As someone who spends an inordinate amount of time confronting rough drafts, the process of heartfelt revision is something I can certainly appreciate and applaud. In 2010, as a one-man outfit, Becoming the Lion’s Ghosts Of A Fallen Soldier began life as an illustration of the homecoming and attempted emotional reconciliation of the titular soldier. In 2018, after adding vocals (and two bandmates, no less!) the bones of the original EP have been realized in flesh.
And to be frank, Ross Blomgren’s original instrumentation possessed rough-hewn edges. More importantly, however, these compositions revealed, through the cracks and under the dull synths, the post-metal sensibilities of God As Astronaut, the proggy melancholy of Tides from nebula, and the angst of Deftones. A potent and evocative mix, to be sure. The 2018 release, I am pleased to announce, does not lose or limit that core identity--indeed, it maintains those best qualities and significantly improves upon its weaknesses. That said, the freshly minted arrangement simultaneously adds new challenges for Becoming the Lion to confront.
First, the remarkable improvement. With the addition of a drummer and guitarist, (Dan Mazur and Dennis Paterkiewicz, respectively,) the original tracks are imbued with a significant weight. The riffs are somber, and the drums, rather than loosely hanging in the detached programmed void, feel grounded--rooted, even. The issue with so much post-rock/metal is a tendency to float...but not so here. In this sense, Becoming the Lion recall the ability of Russian Circles to place the audience in a percussively concrete time and space. From an instrumental perspective, Ghosts Of A Fallen Soldier is a marked success. The gentle atmospherics draw the listener in. The delay-ridden keys deploy subtle tethers, keeping them entranced. The package isn’t quite proggy in it’s experimentation, but the dynamics between clean and moderately hefty guitar tones work inordinately well with the ambiance. Vocals, particularly in the case of Rally at the Battlefront and standout Ready, Aim, Fire, brings a glorious (and necessary) melodic element. Melancholic, desperate, and borderline tortured at times--when these vocals work, they work very well in portraying the EP’s central character.
As alluded, Becoming the Lion displays some room for improvement. The vocals, while pleasingly emotive and undeniably successful at reinforcing the ambiance established by the guitar, occasionally falls away from the instrumentation, seemingly walking its own path with no clear destination. The introductory verse and pre-chorus on Too Late Now, for example, feels disconnected in a manner that isn’t quite reconciled by the general sense of confusion and tragedy. Otherwise, the EP falls a little flat on the tail end--after the sinister We Should Have Turned Back, I was hoping for a track or two that served to reconcile the various sonic elements displayed until that point.

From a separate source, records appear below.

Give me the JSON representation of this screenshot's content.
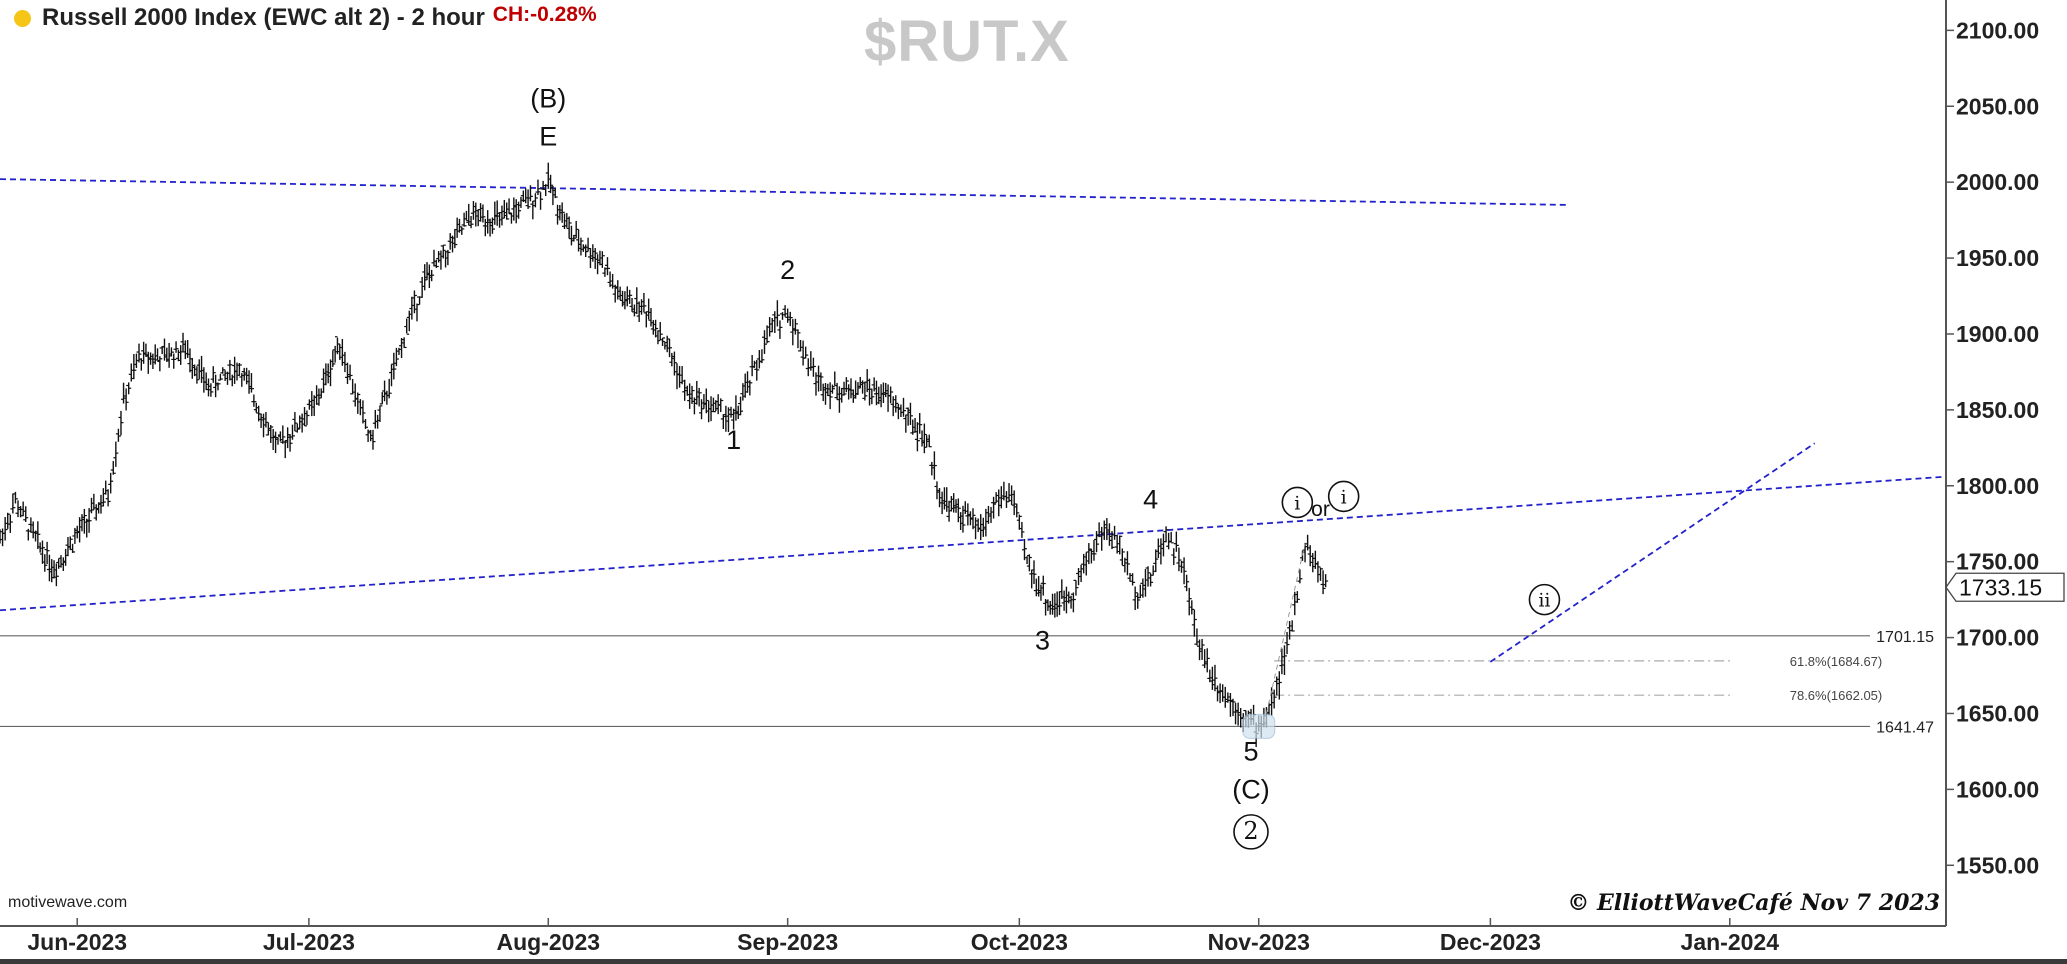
{
  "header": {
    "title": "Russell 2000 Index (EWC alt 2) - 2 hour",
    "change": "CH:-0.28%",
    "symbol": "$RUT.X",
    "status_dot_color": "#f5c518"
  },
  "footer": {
    "site": "motivewave.com",
    "copyright": "© ElliottWaveCafé Nov 7 2023"
  },
  "chart_data": {
    "type": "ohlc",
    "title": "Russell 2000 Index (EWC alt 2) - 2 hour",
    "ylim": [
      1510,
      2120
    ],
    "y_ticks": [
      1550,
      1600,
      1650,
      1700,
      1750,
      1800,
      1850,
      1900,
      1950,
      2000,
      2050,
      2100
    ],
    "y_tick_labels": [
      "1550.00",
      "1600.00",
      "1650.00",
      "1700.00",
      "1750.00",
      "1800.00",
      "1850.00",
      "1900.00",
      "1950.00",
      "2000.00",
      "2050.00",
      "2100.00"
    ],
    "x_range": [
      "2023-05-22",
      "2024-01-29"
    ],
    "x_ticks": [
      "2023-06-01",
      "2023-07-01",
      "2023-08-01",
      "2023-09-01",
      "2023-10-01",
      "2023-11-01",
      "2023-12-01",
      "2024-01-01"
    ],
    "x_tick_labels": [
      "Jun-2023",
      "Jul-2023",
      "Aug-2023",
      "Sep-2023",
      "Oct-2023",
      "Nov-2023",
      "Dec-2023",
      "Jan-2024"
    ],
    "current_price": "1733.15",
    "price_series": [
      [
        "2023-05-22",
        1765
      ],
      [
        "2023-05-24",
        1790
      ],
      [
        "2023-05-26",
        1770
      ],
      [
        "2023-05-29",
        1745
      ],
      [
        "2023-06-01",
        1768
      ],
      [
        "2023-06-05",
        1795
      ],
      [
        "2023-06-07",
        1855
      ],
      [
        "2023-06-09",
        1885
      ],
      [
        "2023-06-12",
        1885
      ],
      [
        "2023-06-15",
        1890
      ],
      [
        "2023-06-18",
        1865
      ],
      [
        "2023-06-22",
        1878
      ],
      [
        "2023-06-27",
        1825
      ],
      [
        "2023-07-02",
        1855
      ],
      [
        "2023-07-05",
        1895
      ],
      [
        "2023-07-07",
        1860
      ],
      [
        "2023-07-09",
        1830
      ],
      [
        "2023-07-12",
        1875
      ],
      [
        "2023-07-14",
        1910
      ],
      [
        "2023-07-16",
        1935
      ],
      [
        "2023-07-19",
        1955
      ],
      [
        "2023-07-22",
        1978
      ],
      [
        "2023-07-26",
        1975
      ],
      [
        "2023-07-30",
        1990
      ],
      [
        "2023-08-01",
        2000
      ],
      [
        "2023-08-04",
        1965
      ],
      [
        "2023-08-08",
        1948
      ],
      [
        "2023-08-10",
        1925
      ],
      [
        "2023-08-14",
        1915
      ],
      [
        "2023-08-17",
        1885
      ],
      [
        "2023-08-19",
        1860
      ],
      [
        "2023-08-23",
        1850
      ],
      [
        "2023-08-25",
        1843
      ],
      [
        "2023-08-28",
        1880
      ],
      [
        "2023-08-30",
        1905
      ],
      [
        "2023-09-01",
        1915
      ],
      [
        "2023-09-03",
        1890
      ],
      [
        "2023-09-05",
        1868
      ],
      [
        "2023-09-08",
        1862
      ],
      [
        "2023-09-11",
        1865
      ],
      [
        "2023-09-14",
        1858
      ],
      [
        "2023-09-16",
        1848
      ],
      [
        "2023-09-19",
        1830
      ],
      [
        "2023-09-21",
        1790
      ],
      [
        "2023-09-24",
        1780
      ],
      [
        "2023-09-26",
        1770
      ],
      [
        "2023-09-28",
        1790
      ],
      [
        "2023-09-30",
        1795
      ],
      [
        "2023-10-02",
        1750
      ],
      [
        "2023-10-05",
        1720
      ],
      [
        "2023-10-08",
        1730
      ],
      [
        "2023-10-10",
        1755
      ],
      [
        "2023-10-12",
        1772
      ],
      [
        "2023-10-14",
        1760
      ],
      [
        "2023-10-16",
        1730
      ],
      [
        "2023-10-18",
        1740
      ],
      [
        "2023-10-20",
        1770
      ],
      [
        "2023-10-22",
        1750
      ],
      [
        "2023-10-24",
        1700
      ],
      [
        "2023-10-26",
        1675
      ],
      [
        "2023-10-28",
        1660
      ],
      [
        "2023-10-30",
        1650
      ],
      [
        "2023-11-01",
        1640
      ],
      [
        "2023-11-03",
        1660
      ],
      [
        "2023-11-05",
        1700
      ],
      [
        "2023-11-07",
        1762
      ],
      [
        "2023-11-09",
        1740
      ],
      [
        "2023-11-10",
        1733
      ]
    ],
    "trendlines": [
      {
        "from": [
          "2023-05-22",
          2002
        ],
        "to": [
          "2023-12-11",
          1985
        ]
      },
      {
        "from": [
          "2023-05-22",
          1718
        ],
        "to": [
          "2024-01-29",
          1806
        ]
      },
      {
        "from": [
          "2023-12-01",
          1684
        ],
        "to": [
          "2024-01-12",
          1828
        ]
      }
    ],
    "horizontal_levels": [
      {
        "value": 1701.15,
        "label": "1701.15"
      },
      {
        "value": 1641.47,
        "label": "1641.47"
      }
    ],
    "fib_levels": [
      {
        "value": 1684.67,
        "label": "61.8%(1684.67)"
      },
      {
        "value": 1662.05,
        "label": "78.6%(1662.05)"
      }
    ],
    "wave_labels": [
      {
        "text": "(B)",
        "date": "2023-08-01",
        "price": 2055
      },
      {
        "text": "E",
        "date": "2023-08-01",
        "price": 2030
      },
      {
        "text": "1",
        "date": "2023-08-25",
        "price": 1830
      },
      {
        "text": "2",
        "date": "2023-09-01",
        "price": 1942
      },
      {
        "text": "3",
        "date": "2023-10-04",
        "price": 1698
      },
      {
        "text": "4",
        "date": "2023-10-18",
        "price": 1791
      },
      {
        "text": "5",
        "date": "2023-10-31",
        "price": 1625
      },
      {
        "text": "(C)",
        "date": "2023-10-31",
        "price": 1600
      },
      {
        "text": "2",
        "date": "2023-10-31",
        "price": 1572,
        "circled": true
      },
      {
        "text": "i",
        "date": "2023-11-06",
        "price": 1789,
        "circled": true
      },
      {
        "text": "or",
        "date": "2023-11-09",
        "price": 1786
      },
      {
        "text": "i",
        "date": "2023-11-12",
        "price": 1793,
        "circled": true
      },
      {
        "text": "ii",
        "date": "2023-12-08",
        "price": 1725,
        "circled": true
      }
    ]
  }
}
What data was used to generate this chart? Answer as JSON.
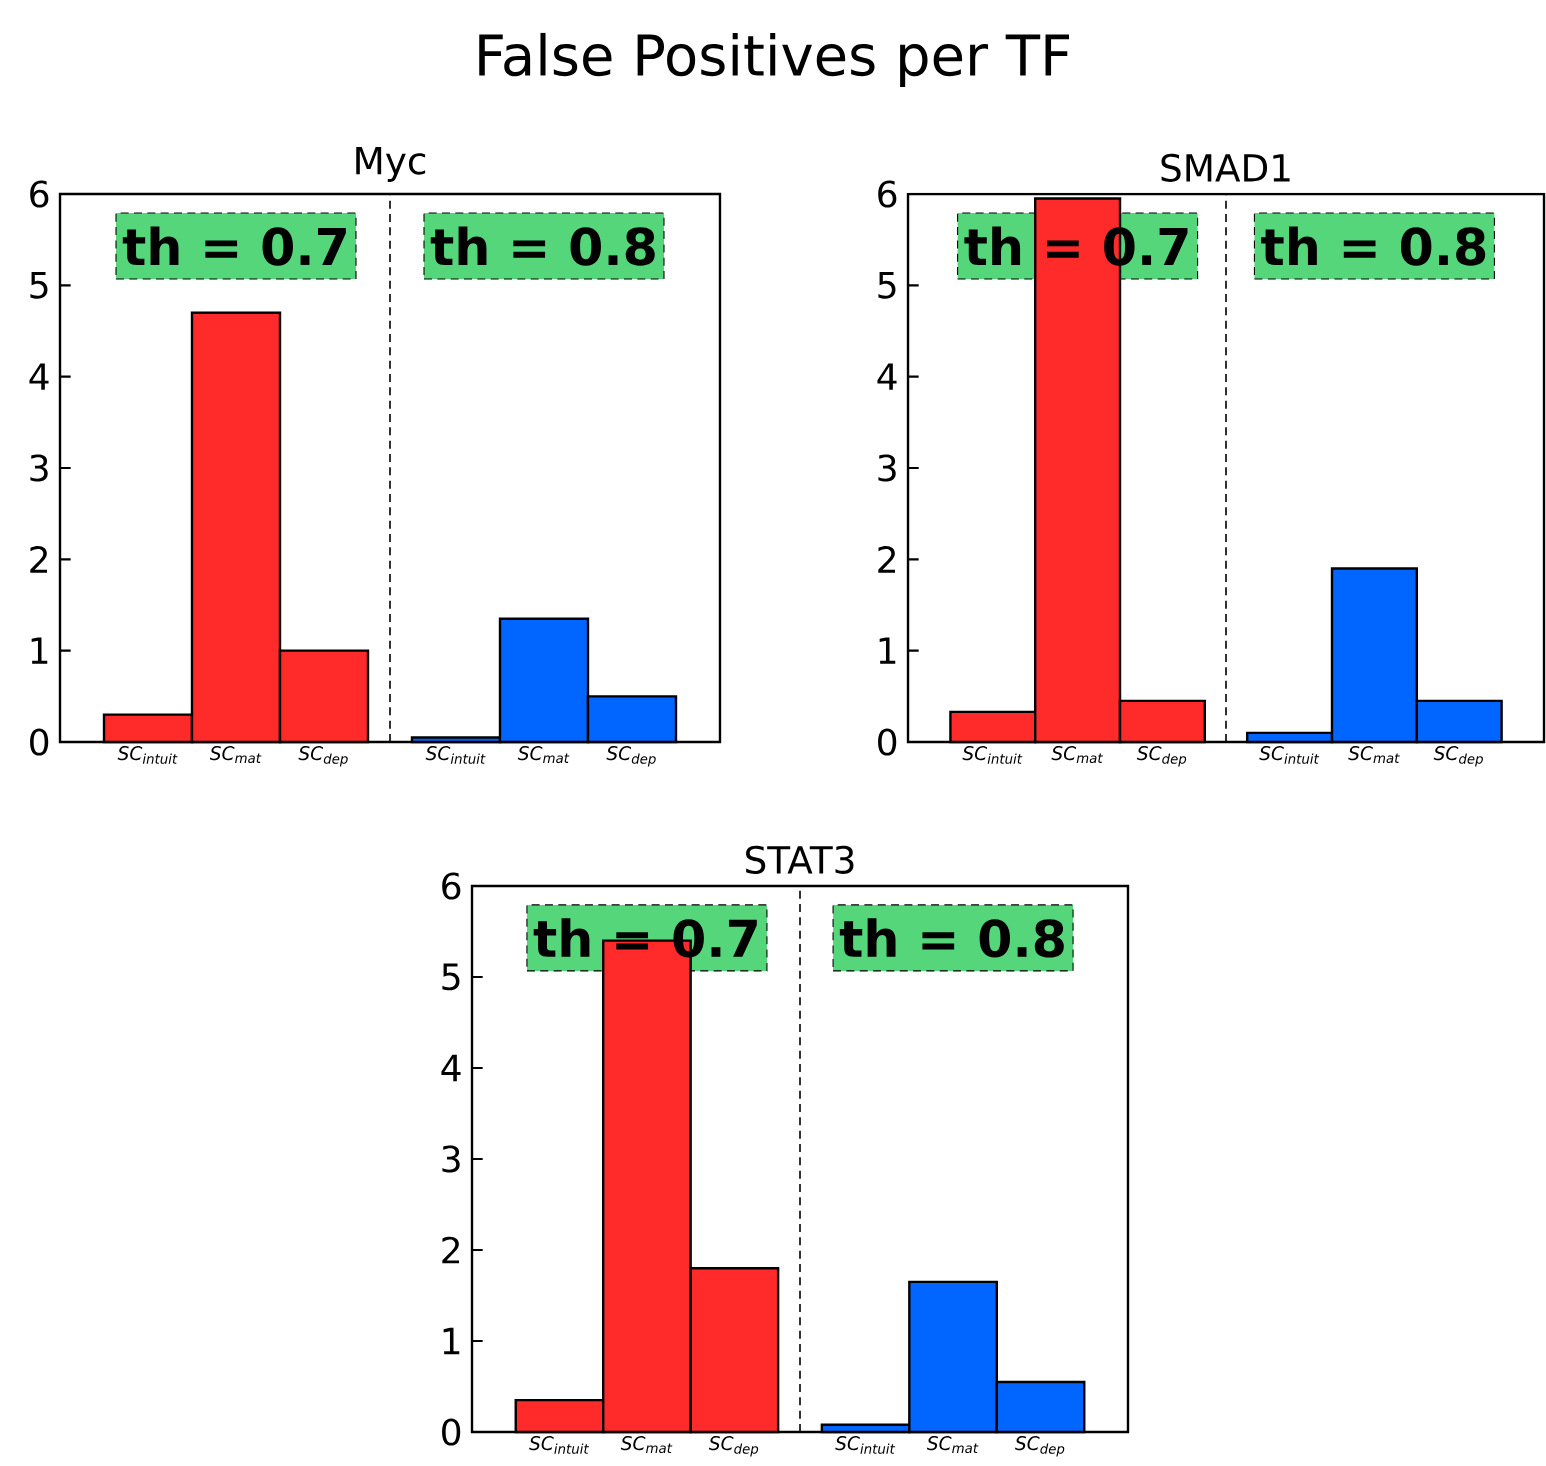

I suppose that a lack of reconciliation is, thematically speaking, sort of the point.
I’m tempted to describe the whole package as “charming,” largely because it continues to pull me in for reasons I haven’t necessarily been able to articulate here. All told, 2018’s return to Ghosts Of A Fallen Soldier is a successful experiment in revision and (inevitable) maturation. If emotive post-metal, post-rock, or otherwise alternative music is your poison of choice, Becoming the Lion is certainly worth your while.